Healthcare providers should refrain from working when ill with symptoms of a communicable respiratory infection; management policies should support and not discourage this practice. Likewise, visitors with respiratory illnesses should be discouraged from entering healthcare facilities unless this is unavoidable.

Seasonal influenza vaccination of healthcare providers reduces hospital-acquired influenza infections in cancer patients, and most evidence suggests that this practice decreases employee morbidity and absenteeism [45–47]. The Centers for Disease Control and Prevention Advisory Committee on Immunization Practices (ACIP) recommends that, unless medical contraindications exist, all healthcare personnel should be vaccinated annually to protect themselves, their families, and their patients against influenza [48]. Similar recommendations exist for the use of tetanus-diphtheria-acellular pertussis (Tdap) vaccine for the prevention of pertussis [49]. These recommendations direct organizations to provide vaccine as part of employee health programs and to make efforts to reduce administrative and financial barriers to immunization [50]. Personnel refusing influenza vaccination for reasons other than a documented medical contraindication should sign a written declination that outlines the risks of vaccine refusal. Influenza immunization of HCP is tracked by the NHSN. During the 2014–2015 season, 88.6% of employees and 84.5% of all healthcare personnel in acute care hospitals received seasonal influenza vaccination, representing a significant increase over historical rates of compliance with vaccine recommendations [51, 52]. Successful strategies to improve compliance with vaccination policies have included education and incentive-based (i.e., reward) systems, but the most effective approaches have been mandatory vaccination policies that require the use of protective face masks or antiviral prophylaxis for the duration of the influenza season or result in the suspension or termination of unvaccinated workers [53]. Some states have enacted legislation to increase healthcare provider immunization rates [54].

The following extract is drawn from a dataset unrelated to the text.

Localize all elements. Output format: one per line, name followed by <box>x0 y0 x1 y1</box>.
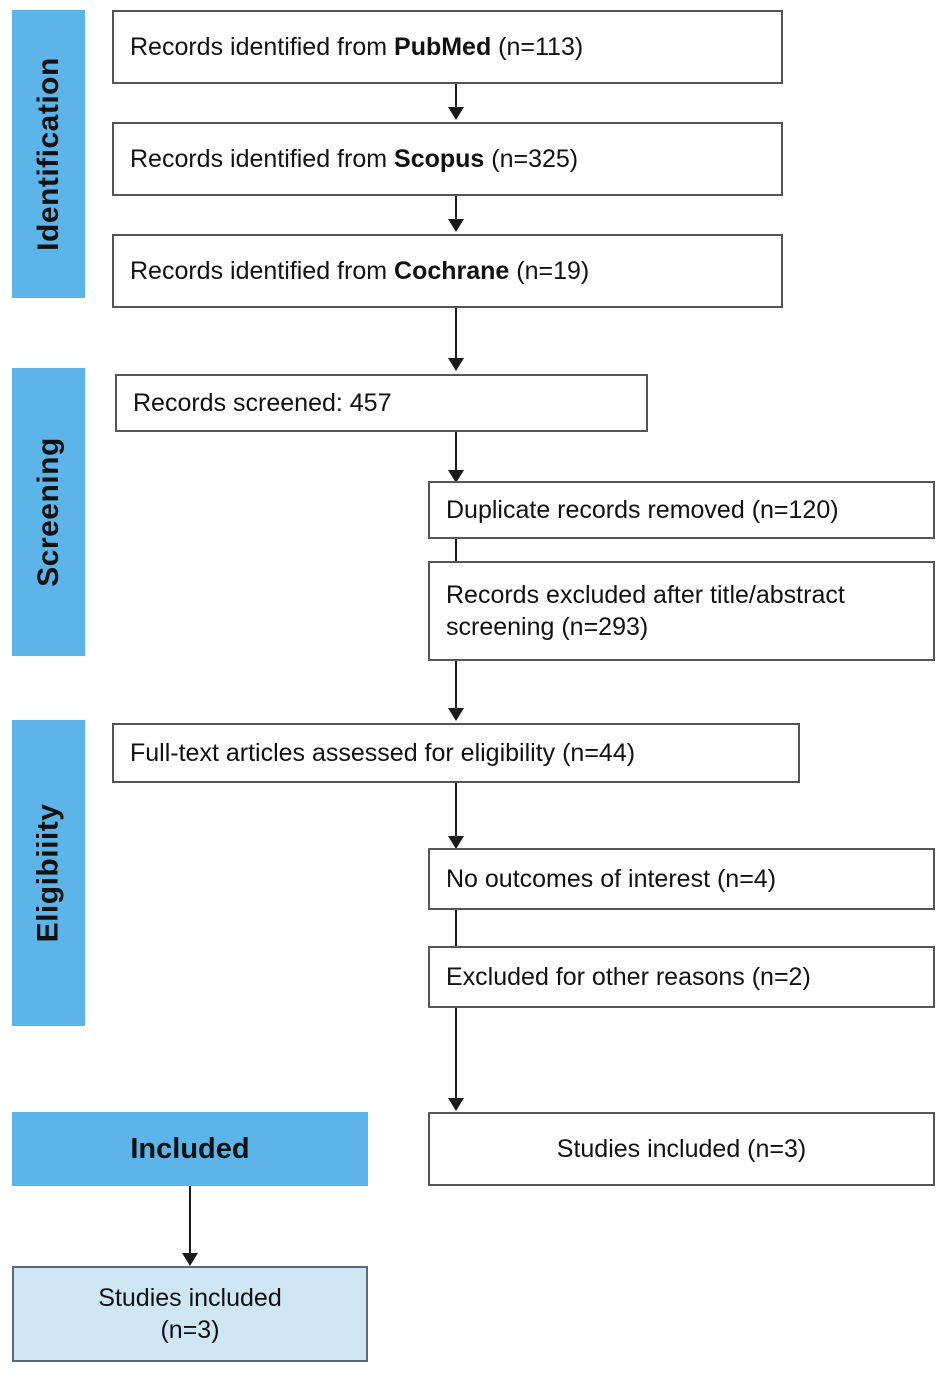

Both process (important data elements related to patient care activities) and outcome data must be systematically collected to prevent HAI. Ongoing process and outcome data collection can inform the development of more effective prevention strategies or lead to the modification of suboptimal processes. The latest CDC surveillance definitions should be used to identify the occurrence and rates of HAI within an institution [6]. If ongoing surveillance reveals a sharp increase in infections, standard epidemiological investigation techniques must be used to investigate the outbreak; these methods are beyond the scope of this chapter [55]. Organizations should remain open to reevaluating and improving measures for HAI based on new knowledge. For example, the recently developed definition for MBI-LCBI, clearly differentiating these infections from other CLABSI, is a relatively new outcome measurement that has substantial importance to the pediatric hematology-oncology population.